Most bleeder resistors are wire wound. The inductance is not important in this application within reason. For your application, wire wound would be an excellent choice. Metal oxide types are also a favorite resistor classification of mine. Not too inductive and reasonably quiet. They have good surge properties, but wire wound are the best for that.

Finally, hermanv is dead right. Resistor type of presence would have nothing to do with any noise you may have there. You are chasing teh wrong path for this problem.

-Chris
 
anatech said:
Hi Daniel,
Andrew is right about this. Also, carbon composition types have very low inductance and are used in RF work. Carbon film resistors are not as noisy, but may have some small amount of inductance. Metal film types can be very inductive, or not. This depends on the manufacturer and the value.

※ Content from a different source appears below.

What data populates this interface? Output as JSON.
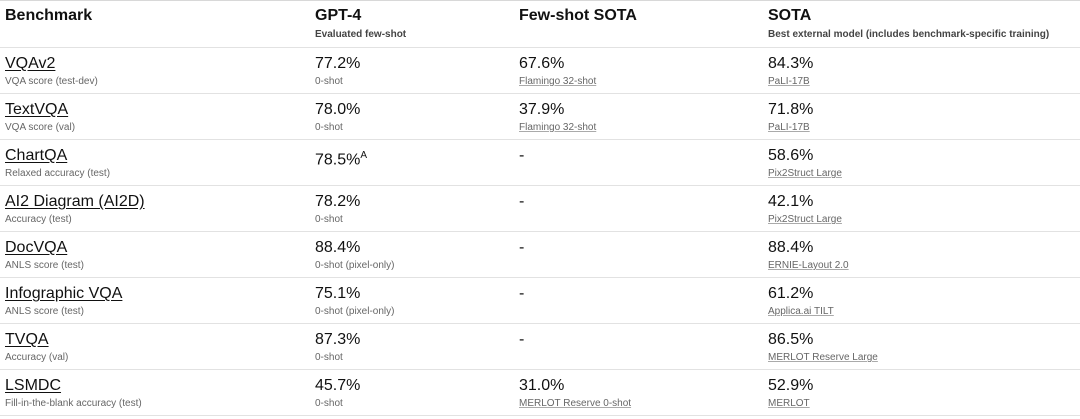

Most bleeder resistors are wire wound. The inductance is not important in this application within reason. For your application, wire wound would be an excellent choice. Metal oxide types are also a favorite resistor classification of mine. Not too inductive and reasonably quiet. They have good surge properties, but wire wound are the best for that.

Finally, hermanv is dead right. Resistor type of presence would have nothing to do with any noise you may have there. You are chasing teh wrong path for this problem.

-Chris

Hi Chris! Thanks! Um, I seem to lack for a baseline.

I need a starting place.

Howabout using some of the supplies that I have on hand?

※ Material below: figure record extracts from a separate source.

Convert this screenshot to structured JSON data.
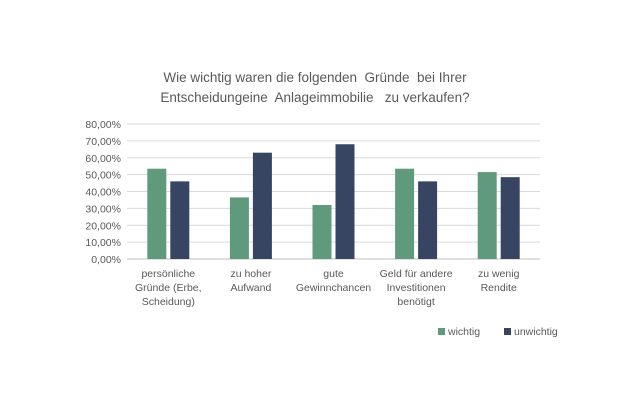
{
  "chart_data": {
    "type": "bar",
    "title_lines": [
      "Wie wichtig waren die folgenden  Gründe  bei Ihrer",
      "Entscheidungeine  Anlageimmobilie   zu verkaufen?"
    ],
    "categories": [
      [
        "persönliche",
        "Gründe (Erbe,",
        "Scheidung)"
      ],
      [
        "zu hoher",
        "Aufwand"
      ],
      [
        "gute",
        "Gewinnchancen"
      ],
      [
        "Geld für andere",
        "Investitionen",
        "benötigt"
      ],
      [
        "zu wenig",
        "Rendite"
      ]
    ],
    "series": [
      {
        "name": "wichtig",
        "color": "#5f9a7c",
        "values": [
          0.535,
          0.365,
          0.32,
          0.535,
          0.515
        ]
      },
      {
        "name": "unwichtig",
        "color": "#374563",
        "values": [
          0.46,
          0.63,
          0.68,
          0.46,
          0.485
        ]
      }
    ],
    "ylim": [
      0,
      0.8
    ],
    "yticks": [
      "0,00%",
      "10,00%",
      "20,00%",
      "30,00%",
      "40,00%",
      "50,00%",
      "60,00%",
      "70,00%",
      "80,00%"
    ],
    "grid": true,
    "legend_position": "bottom-right"
  }
}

That's eight Mallory (cornell) SEK 2200uf 50v caps and a 48vct (24+24vAC) transformer and four MR 400 series fast switch diodes.

That makes a power supply board pretty much immediately. There's 10,000uF per rail. However SEK caps of that size don't cover high frequencies.

I think of putting some higher-zoot cap first, right after the diodes. If there's a mistake in the bypass cap practice, its much less of a mistake there (farthest away from the amplifier). Maybe a 22uF like Nichicon KZ or Elna Tonerex? Maybe a 4.7uF like Mallory SK series?
Either will shunt what the big caps cannot.
As the smaller cap is first, then the big caps don't need to shunt the HF--a good bargain in not requiring them to do something they can't do.

Testing went well throughout that part.
Now I'm lost on what to do next.

Next up, and at the opposite end--the output end, is the usual spot to put small ceramic caps and an RC.
Perhaps just an RC?

Anyway, 10,000uF makes a boost, which also has a sound. This sound needs masked. That's an RC network needed. I don't know what values are recommended.

Now, that's where I'm really lost. Help?
 
I don't think you mentioned how many watts your amplifier delivers. At any thing more than 50 watts, I would guess that 10,000 uF (8,800 actually?) is on the small side.

In your case, the ripple added by the bleeders apparently puts you over the edge. 2,200 Ohms across 8,800 uF causes about 21mV of ripple for a full bridge or 42mV for half wave, this is added to the 60/120Hz droop caused by the load of the power amp.

(For constant current: Amps * Seconds = Volts * Farads. So 21mA times 8.33mS = 21mV times .0088 Farads)

For a 50 watt amplifier, droop due to load is around 2 V p-p so you can see that the few microvolts of resistor Kelvin noise is lost in the main ripple.